Blocks and Threads

When a kernel method is executed, the execution is distributed over a grid of thread blocks as illustrated below in Fig. 2.2. Each of the thread blocks contains a subset of parallel CUDA threads which all in turn execute the kernel method.

Grid ... Block (0,0) ... Block (1,0) ... Block (2,0) ... Block (3,0) ... Block (0,1) ... Block (1,1) ... Block (2,1) ... Block (3,1)

Blocks

Within the CUDA grid, thread blocks can be arranged into a one-dimensional, two- dimensional or three-dimensional formation [30] (an example of a two-dimensional arrangement can be seen in Fig. 2.2). Each thread block contains a number of parallel threads that can only directly interact with threads within the thread block. Each block has a unique position in the grid and this can be determined at run time by each thread. The number of thread blocks and their dimensional arrangement can be defined by the application before or after compilation and will vary depending on the usage. For example, when working with images, a 2-dimensional arrangement is best suited as this matches the two-dimensional array holding the pixel data (although a one-dimensional array could be used with additional calculations to determine the position of the block within the grid).

NVIDIA note [30] that thread blocks must be required to execute independently and this is key to the mapping of thread blocks to SMs. There can be no inferred or presumed order of execution and parallelism between thread blocks. As a result each block must be self contained. The number of thread blocks chosen for each kernel execution should be sufficiently high so as to utilise all of the parallel cores available. During execution we must assume that each block could be the first or the last block to execute. This execution independence allows blocks to be distributed across a variable number of processing elements and executed in parallel [30]. However, as multiple blocks can execute in parallel we must be aware of data integrity when accessing memory outside of the block thus necessitating the use of atomic operators (see 2.3.3) that respect the order of access. Farber notes [29] that NVIDIA’s insistence on thread block independence might also be indicative of transparent scheduling execution across multiple devices in future releases.

Threads

Within each thread block is a collection of parallel threads. Older cards such

as the G80 can support up to 768 parallel threads per block and more recent Fermi cards increased that limit to 1024. The total number of threads per kernel execution is equal to the number of threads per thread block multiplied by the

number of thread blocks. For example executing 128 thread blocks each with 1024 threads would result in 131072 threads each executing the same kernel. Each parallel thread is only able to communicate with other threads in that block and this is facilitated by shared memory. Within a block, threads execute in parallel in smaller sub-blocks known as warps. Each thread warp contains either 16 or 32 threads depending on the compute version and generation of CUDA GPU. There is no guarantee as to what order the warps will execute in; however, within a warp threads can communicate directly with each other using warp level primitives such

as ballot(). As with thread blocks, the number of threads per block is configurable

at runtime but each thread block must have the same number of threads. As a general rule, CUDA applications must keep the GPU busy and achieve a high level of occupancy. NVIDIA recommend that at least 64 threads are used per thread block [30]. Threads can also be configured into a one-dimensional, two-dimensional or three-dimensional formation. The arrangement of threads within a thread block is user configurable and certain configurations may suit particular applications [30]. For optimum performance, all threads within a warp must follow the same execution path. Developers must pay attention to the control flow of each warp so as to avoid branching conditional statements. For example, if statements may cause the warp to branch as CUDA cannot process the resulting multiple paths from this branching statement in parallel. When threads follow different execution paths within a warp, the execution is serialised resulting in a loss of parallelism within the warp until after the branching region has finished execution. This process of warp serialisation due to branching is known as warp divergence and must be avoided if possible. To avoid warp divergence we must ensure that all threads strictly follow the same control flow throughout the kernel execution even if this results in performing redundant computation to align all threads within the warp.

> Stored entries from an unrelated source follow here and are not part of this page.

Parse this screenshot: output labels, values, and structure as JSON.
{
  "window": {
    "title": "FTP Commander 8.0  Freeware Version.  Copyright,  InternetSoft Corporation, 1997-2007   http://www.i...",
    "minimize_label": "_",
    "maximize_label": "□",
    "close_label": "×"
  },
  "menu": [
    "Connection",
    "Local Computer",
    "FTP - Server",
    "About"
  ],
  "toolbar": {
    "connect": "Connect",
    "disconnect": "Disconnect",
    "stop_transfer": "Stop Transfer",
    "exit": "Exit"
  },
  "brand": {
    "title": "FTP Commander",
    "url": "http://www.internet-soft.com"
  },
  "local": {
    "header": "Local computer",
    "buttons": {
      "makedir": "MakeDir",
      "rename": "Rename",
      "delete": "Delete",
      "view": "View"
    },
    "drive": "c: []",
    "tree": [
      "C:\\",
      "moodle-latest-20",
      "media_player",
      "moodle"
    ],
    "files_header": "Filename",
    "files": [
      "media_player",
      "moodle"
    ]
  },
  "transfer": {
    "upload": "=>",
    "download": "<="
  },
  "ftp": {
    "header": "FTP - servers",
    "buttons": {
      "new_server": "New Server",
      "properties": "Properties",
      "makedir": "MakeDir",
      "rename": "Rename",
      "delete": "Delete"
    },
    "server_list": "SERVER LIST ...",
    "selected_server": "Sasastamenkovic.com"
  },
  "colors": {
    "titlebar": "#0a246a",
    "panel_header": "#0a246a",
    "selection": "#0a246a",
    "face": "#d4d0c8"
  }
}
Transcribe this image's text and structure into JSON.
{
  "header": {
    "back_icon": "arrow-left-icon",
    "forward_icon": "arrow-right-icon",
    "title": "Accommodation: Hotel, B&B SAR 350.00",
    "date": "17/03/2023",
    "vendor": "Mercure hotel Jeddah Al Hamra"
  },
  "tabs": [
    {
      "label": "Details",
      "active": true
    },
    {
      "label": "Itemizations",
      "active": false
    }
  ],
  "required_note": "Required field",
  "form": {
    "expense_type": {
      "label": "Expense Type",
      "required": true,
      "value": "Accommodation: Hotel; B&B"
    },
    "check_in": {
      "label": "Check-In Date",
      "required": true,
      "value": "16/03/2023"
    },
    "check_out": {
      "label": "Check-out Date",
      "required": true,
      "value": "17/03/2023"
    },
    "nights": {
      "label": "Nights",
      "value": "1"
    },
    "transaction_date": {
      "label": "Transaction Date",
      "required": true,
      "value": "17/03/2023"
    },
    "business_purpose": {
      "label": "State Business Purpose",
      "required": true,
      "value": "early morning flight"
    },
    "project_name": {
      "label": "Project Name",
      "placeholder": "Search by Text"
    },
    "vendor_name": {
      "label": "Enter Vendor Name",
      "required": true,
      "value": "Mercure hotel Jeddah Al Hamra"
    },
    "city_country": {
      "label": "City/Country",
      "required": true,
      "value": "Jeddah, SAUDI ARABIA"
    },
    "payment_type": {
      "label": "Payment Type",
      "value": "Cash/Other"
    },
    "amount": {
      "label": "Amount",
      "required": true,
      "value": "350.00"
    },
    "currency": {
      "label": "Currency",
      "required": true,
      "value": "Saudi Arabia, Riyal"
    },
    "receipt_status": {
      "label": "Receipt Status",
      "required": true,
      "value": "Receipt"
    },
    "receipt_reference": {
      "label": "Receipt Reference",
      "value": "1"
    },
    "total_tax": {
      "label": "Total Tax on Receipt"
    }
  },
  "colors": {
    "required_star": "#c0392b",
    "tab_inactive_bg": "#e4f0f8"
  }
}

The CUDA programming model allows applications to support fine-grained parallelism capable of instantiating hundreds of thousands of parallel threads for execution on a single task. In contrast CPU applications often apply coarse-grained parallelism typically focusing a significantly lower number of threads on distinctly different tasks. As each of the threads executes the same kernel, we can classify this parallel model of execution as single-program, multiple-data (SPMD) [5].